The city of Virginia Beach’s 50th birthday will be celebrated at 11 a.m. Saturday at the Cape Henry Lighthouse. Mayor Will Sessoms will be given the key to the lighthouse and all members of the City Council will be named honorary lighthouse keepers.
There will be birthday cake all day for visitors.
City residents and anyone with a military ID will receive half-price admission to the lighthouse Saturday, Sunday and Monday.
The modern city of Virginia Beach was created on Jan. 1, 1963, by merging the small, seaside community of Virginia Beach with sprawling, rural Princess Anne County. The city will celebrate its golden anniversary with festivities all year long, culminating in a street festival in October at the beach.

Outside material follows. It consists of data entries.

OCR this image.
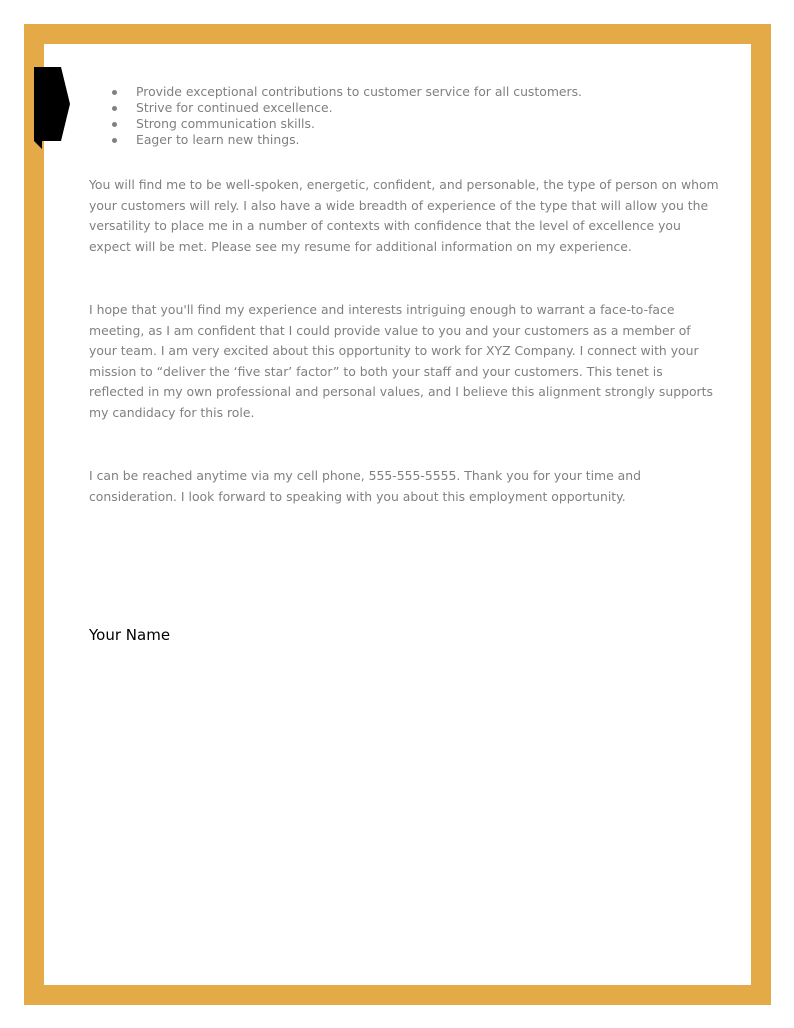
Provide exceptional contributions to customer service for all customers.
Strive for continued excellence.
Strong communication skills.
Eager to learn new things.

You will find me to be well-spoken, energetic, confident, and personable, the type of person on whom your customers will rely. I also have a wide breadth of experience of the type that will allow you the versatility to place me in a number of contexts with confidence that the level of excellence you expect will be met. Please see my resume for additional information on my experience.

I hope that you'll find my experience and interests intriguing enough to warrant a face-to-face meeting, as I am confident that I could provide value to you and your customers as a member of your team. I am very excited about this opportunity to work for XYZ Company. I connect with your mission to “deliver the ‘five star’ factor” to both your staff and your customers. This tenet is reflected in my own professional and personal values, and I believe this alignment strongly supports my candidacy for this role.

I can be reached anytime via my cell phone, 555-555-5555. Thank you for your time and consideration. I look forward to speaking with you about this employment opportunity.

Your Name
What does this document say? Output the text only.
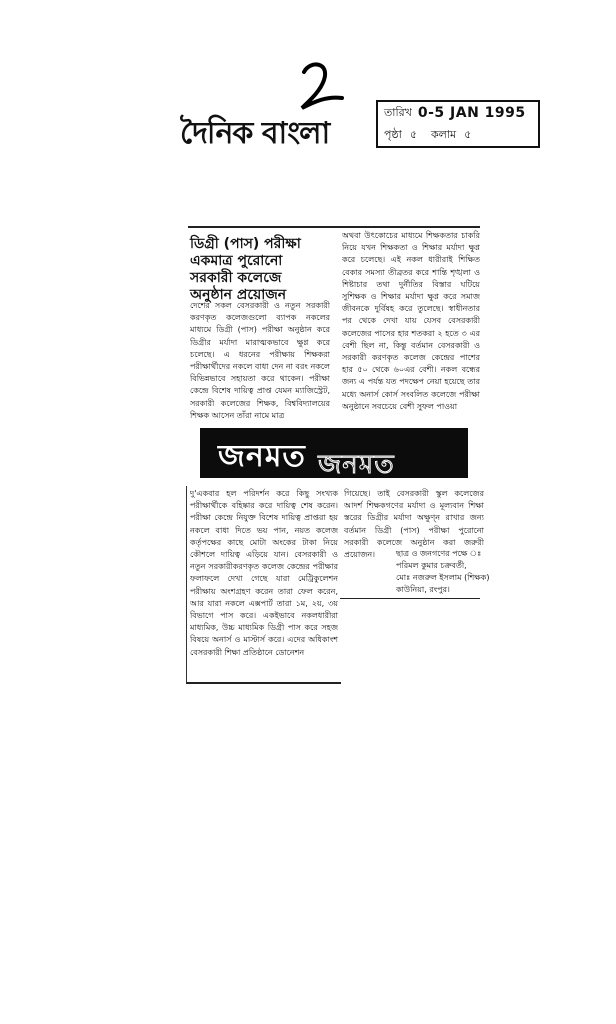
দৈনিক বাংলা
তারিখ 0-5 JAN 1995
পৃষ্ঠা ৫ কলাম ৫
ডিগ্রী (পাস) পরীক্ষা
একমাত্র পুরোনো
সরকারী কলেজে
অনুষ্ঠান প্রয়োজন

দেশের সকল বেসরকারী ও নতুন সরকারী করণকৃত কলেজগুলো ব্যাপক নকলের মাধ্যমে ডিগ্রী (পাস) পরীক্ষা অনুষ্ঠান করে ডিগ্রীর মর্যাদা মারাত্মকভাবে ক্ষুণ্ণ করে চলেছে। এ ধরনের পরীক্ষায় শিক্ষকরা পরীক্ষার্থীদের নকলে বাধা দেন না বরং নকলে বিভিন্নভাবে সহায়তা করে থাকেন। পরীক্ষা কেন্দ্রে বিশেষ দায়িত্ব প্রাপ্ত যেমন ম্যাজিস্ট্রেট, সরকারী কলেজের শিক্ষক, বিশ্ববিদ্যালয়ের শিক্ষক আসেন তাঁরা নামে মাত্র

অথবা উৎকোচের মাধ্যমে শিক্ষকতার চাকরি নিয়ে যখন শিক্ষকতা ও শিক্ষার মর্যাদা ক্ষুণ্ণ করে চলেছে। এই নকল ধারীরাই শিক্ষিত বেকার সমস্যা তীব্রতর করে শান্তি শৃঙ্খলা ও শিষ্টাচার তথা দুর্নীতির বিস্তার ঘটিয়ে সুশিক্ষক ও শিক্ষার মর্যাদা ক্ষুণ্ণ করে সমাজ জীবনকে দুর্বিষহ করে তুলেছে। স্বাধীনতার পর থেকে দেখা যায় যেসব বেসরকারী কলেজের পাসের হার শতকরা ২ হতে ৩ এর বেশী ছিল না, কিন্তু বর্তমান বেসরকারী ও সরকারী করণকৃত কলেজ কেন্দ্রের পাশের হার ৫০ থেকে ৬০এর বেশী। নকল বন্ধের জন্য এ পর্যন্ত যত পদক্ষেপ নেয়া হয়েছে তার মধ্যে অনার্স কোর্স সংবলিত কলেজে পরীক্ষা অনুষ্ঠানে সবচেয়ে বেশী সুফল পাওয়া

জনমত জনমত

দু'একবার হল পরিদর্শন করে কিছু সংখ্যক পরীক্ষার্থীকে বহিষ্কার করে দায়িত্ব শেষ করেন। পরীক্ষা কেন্দ্রে নিযুক্ত বিশেষ দায়িত্ব প্রাপ্তরা হয় নকলে বাধা দিতে ভয় পান, নয়ত কলেজ কর্তৃপক্ষের কাছে মোটা অংকের টাকা নিয়ে কৌশলে দায়িত্ব এড়িয়ে যান। বেসরকারী ও নতুন সরকারীকরণকৃত কলেজ কেন্দ্রের পরীক্ষার ফলাফলে দেখা গেছে যারা মেট্রিকুলেশন পরীক্ষায় অংশগ্রহণ করেন তারা ফেল করেন, আর যারা নকলে এক্সপার্ট তারা ১ম, ২য়, ৩য় বিভাগে পাস করে। একইভাবে নকলধারীরা মাধ্যমিক, উচ্চ মাধ্যমিক ডিগ্রী পাস করে সহজ বিষয়ে অনার্স ও মাস্টার্স করে। এদের অধিকাংশ বেসরকারী শিক্ষা প্রতিষ্ঠানে ডোনেশন

গিয়েছে। তাই বেসরকারী স্কুল কলেজের আদর্শ শিক্ষকগণের মর্যাদা ও মূল্যবান শিক্ষা স্তরের ডিগ্রীর মর্যাদা অক্ষুণ্ন রাখার জন্য বর্তমান ডিগ্রী (পাস) পরীক্ষা পুরোনো সরকারী কলেজে অনুষ্ঠান করা জরুরী প্রয়োজন।	ছাত্র ও জনগণের পক্ষে ঃ
পরিমল কুমার চক্রবর্তী,
মোঃ নজরুল ইসলাম (শিক্ষক)
কাউনিয়া, রংপুর।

Jennifer Hurst-Wender, Preservation Virginia’s associate director of museum operations and education, hopes the celebration at the lighthouse will also bring awareness about one of the city’s many historical monuments.
“The Cape Henry Lighthouse is a symbol of the city of Virginia Beach, but is something that most local residents don’t realize they can come enjoy and visit,” Hurst-Wender said. “We want to identify it as something that’s here for the citizens, and that’s accessible.”
The Cape Henry Lighthouse was the first public building project of the new United States government after the Revolutionary War, according to Stuart Nesbit, site coordinator of the lighthouse.
The area’s historical ties are central to the nation’s beginnings.
“Many people don’t know about the French blockade that happened right off Cape Henry, which is what allowed George Washington’s army to defeat the British at Yorktown,” said Nesbit, who is also the site coordinator for the Cape Henry Lighthouse.
French Rear Admiral Francois de Grasse and 3,000 French reinforcements came to the aid of Washington and blockaded the coast, drawing away British forces and ultimately leading to Cornwallis’ surrender after the Siege of Yorktown and helping to ensure America’s independence.
“There’s a lot of history, big American history, that took place right here in Virginia Beach,” Nesbit said.
The 90-foot-high stone lighthouse guided sailors from 1792 until 1881, when the new Cape Henry Lighthouse was built.
It takes a prominent position on the city’s seal along with the First Landing Memorial.
Since 1930, the old lighthouse has been owned and operated by Preservation Virginia, the oldest statewide historic preservation organization in the country.
Preservation Virginia, formerly known as the Association for the Preservation of Virginia Antiquities, was founded in 1889. It owns and maintains 23 properties across the state.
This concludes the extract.